(Reuters) - Nigeria are the only African team returning to the World Cup finals after playing in Brazil four years ago and must get past a familiar foe if they want to reach the second round again.
Nigeria have been paired with Argentina for the fifth time in six World Cup appearances, having finished second to Lionel Messi and his team in their group at the 2014 finals and advancing to the last 16, where they lost to France.
Getting past the group stage is the minimum target for Nigeria but they will also have to get the better of tough European pair Croatia and Iceland if they are to advance.
The Super Eagles are not short on confidence going into the tournament after defeating Argentina 4-2 in a friendly in Krasnodar last November and beating Poland away in March.
They also had to come through a World Cup qualifying group that included Algeria, who also got to the last 16 in Brazil, Zambia, and reigning African champions Cameroon.

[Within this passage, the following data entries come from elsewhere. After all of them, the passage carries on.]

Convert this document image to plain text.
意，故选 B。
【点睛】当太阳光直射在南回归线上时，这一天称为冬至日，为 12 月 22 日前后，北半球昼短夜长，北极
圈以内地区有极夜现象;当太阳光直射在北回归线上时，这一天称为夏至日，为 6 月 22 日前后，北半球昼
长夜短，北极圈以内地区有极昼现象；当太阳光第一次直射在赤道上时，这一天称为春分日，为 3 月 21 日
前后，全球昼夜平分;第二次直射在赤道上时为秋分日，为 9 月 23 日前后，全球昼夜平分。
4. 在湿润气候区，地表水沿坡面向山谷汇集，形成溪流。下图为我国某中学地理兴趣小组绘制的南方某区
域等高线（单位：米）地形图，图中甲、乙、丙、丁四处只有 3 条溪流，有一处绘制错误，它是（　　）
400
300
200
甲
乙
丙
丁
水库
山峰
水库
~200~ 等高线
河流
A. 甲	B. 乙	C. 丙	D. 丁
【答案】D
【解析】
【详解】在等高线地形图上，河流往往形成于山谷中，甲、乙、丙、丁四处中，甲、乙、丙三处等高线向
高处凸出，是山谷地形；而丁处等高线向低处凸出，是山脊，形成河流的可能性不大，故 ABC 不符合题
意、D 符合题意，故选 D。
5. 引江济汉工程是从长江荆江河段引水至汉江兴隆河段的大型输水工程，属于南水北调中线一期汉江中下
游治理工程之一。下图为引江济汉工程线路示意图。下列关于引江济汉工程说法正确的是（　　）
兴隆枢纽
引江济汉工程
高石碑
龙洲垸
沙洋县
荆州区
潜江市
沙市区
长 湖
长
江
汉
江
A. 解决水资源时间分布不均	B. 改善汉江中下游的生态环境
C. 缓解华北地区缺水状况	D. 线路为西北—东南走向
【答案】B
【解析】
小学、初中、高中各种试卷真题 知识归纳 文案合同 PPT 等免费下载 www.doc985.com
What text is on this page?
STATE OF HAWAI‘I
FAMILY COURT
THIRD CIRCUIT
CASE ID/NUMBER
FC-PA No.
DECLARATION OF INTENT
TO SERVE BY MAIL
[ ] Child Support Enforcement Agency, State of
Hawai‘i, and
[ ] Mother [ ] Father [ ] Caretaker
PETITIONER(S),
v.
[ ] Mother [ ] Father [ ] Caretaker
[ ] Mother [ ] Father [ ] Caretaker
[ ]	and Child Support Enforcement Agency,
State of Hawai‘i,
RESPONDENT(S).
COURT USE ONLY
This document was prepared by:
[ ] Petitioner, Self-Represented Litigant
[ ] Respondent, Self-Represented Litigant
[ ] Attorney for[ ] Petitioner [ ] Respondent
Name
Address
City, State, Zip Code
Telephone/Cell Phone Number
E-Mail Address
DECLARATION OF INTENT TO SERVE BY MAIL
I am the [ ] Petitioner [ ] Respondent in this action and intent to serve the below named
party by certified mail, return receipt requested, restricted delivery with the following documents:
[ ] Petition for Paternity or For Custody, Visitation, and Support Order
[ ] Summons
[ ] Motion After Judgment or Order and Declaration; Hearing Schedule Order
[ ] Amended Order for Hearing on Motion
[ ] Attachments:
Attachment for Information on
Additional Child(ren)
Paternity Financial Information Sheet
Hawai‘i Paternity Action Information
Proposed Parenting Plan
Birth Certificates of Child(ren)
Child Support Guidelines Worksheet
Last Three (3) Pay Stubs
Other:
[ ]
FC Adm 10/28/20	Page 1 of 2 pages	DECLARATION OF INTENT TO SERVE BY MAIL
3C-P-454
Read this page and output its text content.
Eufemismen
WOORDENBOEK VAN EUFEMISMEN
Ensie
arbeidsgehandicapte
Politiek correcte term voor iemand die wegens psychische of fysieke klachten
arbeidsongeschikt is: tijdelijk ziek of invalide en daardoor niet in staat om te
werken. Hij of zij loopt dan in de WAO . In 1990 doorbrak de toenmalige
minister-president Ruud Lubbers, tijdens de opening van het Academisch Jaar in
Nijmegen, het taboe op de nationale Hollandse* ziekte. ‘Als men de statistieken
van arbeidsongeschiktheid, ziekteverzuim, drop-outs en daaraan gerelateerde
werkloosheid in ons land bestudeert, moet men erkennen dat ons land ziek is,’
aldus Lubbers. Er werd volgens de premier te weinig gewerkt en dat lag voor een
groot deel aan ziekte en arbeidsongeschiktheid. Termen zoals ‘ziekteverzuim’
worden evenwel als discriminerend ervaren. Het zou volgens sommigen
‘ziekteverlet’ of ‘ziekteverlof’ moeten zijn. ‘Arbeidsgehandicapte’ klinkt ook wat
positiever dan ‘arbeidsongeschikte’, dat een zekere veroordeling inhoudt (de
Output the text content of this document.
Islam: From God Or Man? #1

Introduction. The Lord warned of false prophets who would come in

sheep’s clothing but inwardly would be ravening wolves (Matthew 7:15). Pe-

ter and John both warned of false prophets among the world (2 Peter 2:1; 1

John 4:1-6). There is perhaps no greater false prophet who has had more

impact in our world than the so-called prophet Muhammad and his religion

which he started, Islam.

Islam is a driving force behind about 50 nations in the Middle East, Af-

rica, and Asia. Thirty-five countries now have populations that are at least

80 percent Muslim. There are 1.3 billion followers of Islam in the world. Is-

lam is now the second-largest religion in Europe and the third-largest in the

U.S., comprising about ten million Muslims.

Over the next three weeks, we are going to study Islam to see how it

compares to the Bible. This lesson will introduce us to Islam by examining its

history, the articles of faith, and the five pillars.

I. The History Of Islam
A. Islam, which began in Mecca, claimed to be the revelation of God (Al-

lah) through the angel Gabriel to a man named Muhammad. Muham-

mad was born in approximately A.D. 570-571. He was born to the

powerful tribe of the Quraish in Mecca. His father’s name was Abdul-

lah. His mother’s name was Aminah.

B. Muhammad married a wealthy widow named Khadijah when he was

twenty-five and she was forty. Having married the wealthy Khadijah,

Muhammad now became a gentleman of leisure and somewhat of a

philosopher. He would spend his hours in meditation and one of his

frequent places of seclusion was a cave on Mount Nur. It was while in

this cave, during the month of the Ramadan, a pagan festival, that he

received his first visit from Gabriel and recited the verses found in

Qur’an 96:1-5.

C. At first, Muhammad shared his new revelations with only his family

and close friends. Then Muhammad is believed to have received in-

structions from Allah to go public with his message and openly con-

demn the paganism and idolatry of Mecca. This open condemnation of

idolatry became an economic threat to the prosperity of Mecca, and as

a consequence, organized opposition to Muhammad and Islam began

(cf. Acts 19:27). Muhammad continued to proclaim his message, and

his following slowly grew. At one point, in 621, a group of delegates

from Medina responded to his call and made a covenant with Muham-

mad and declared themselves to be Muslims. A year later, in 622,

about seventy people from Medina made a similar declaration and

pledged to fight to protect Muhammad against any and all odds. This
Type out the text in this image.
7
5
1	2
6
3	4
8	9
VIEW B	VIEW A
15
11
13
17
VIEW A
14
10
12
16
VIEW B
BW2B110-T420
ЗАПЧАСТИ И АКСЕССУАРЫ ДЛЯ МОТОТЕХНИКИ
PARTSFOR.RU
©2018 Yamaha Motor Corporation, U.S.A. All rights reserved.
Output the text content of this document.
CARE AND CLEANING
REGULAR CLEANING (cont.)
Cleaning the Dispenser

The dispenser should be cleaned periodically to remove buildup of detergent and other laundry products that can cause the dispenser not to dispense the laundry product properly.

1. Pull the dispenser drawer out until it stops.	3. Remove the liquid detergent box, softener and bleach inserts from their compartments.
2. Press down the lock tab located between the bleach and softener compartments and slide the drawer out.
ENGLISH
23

“We have some exceptional players. We’ve found the right cocktail, the good mix between youth and experience,” said coach Gernot Rohr after Nigeria finished five points clear at the top of their qualifying group.
The German coach, whose quiet demeanour belies a steely approach, has successfully brought order and routine to a previously chaotic set-up. He has also elevated emerging talent quickly into key roles in the team.
“We decided to integrate a lot of young people; players like Alex Iwobi, Kelechi Iheanacho and others who were already at big clubs,” he said. “With these new players and some old ones, we built a team that is solid.”
As part of a smoother, stronger administrative set-up this time around, Nigeria have implemented an extensive World Cup warm-up schedule, which includes a match against England at Wembley on June 2.
They have also attempted to head off the distractions that have hampered previous campaigns, notably arguments over money.
But the team always carry an unrealistic burden of expectation when they go to the World Cup, with the vast majority of Nigeria’s population of 186 million demanding some measure of success.
Nigeria have advanced past the first round three times but never reached the last eight –- which remains the benchmark of African achievement at the World Cup.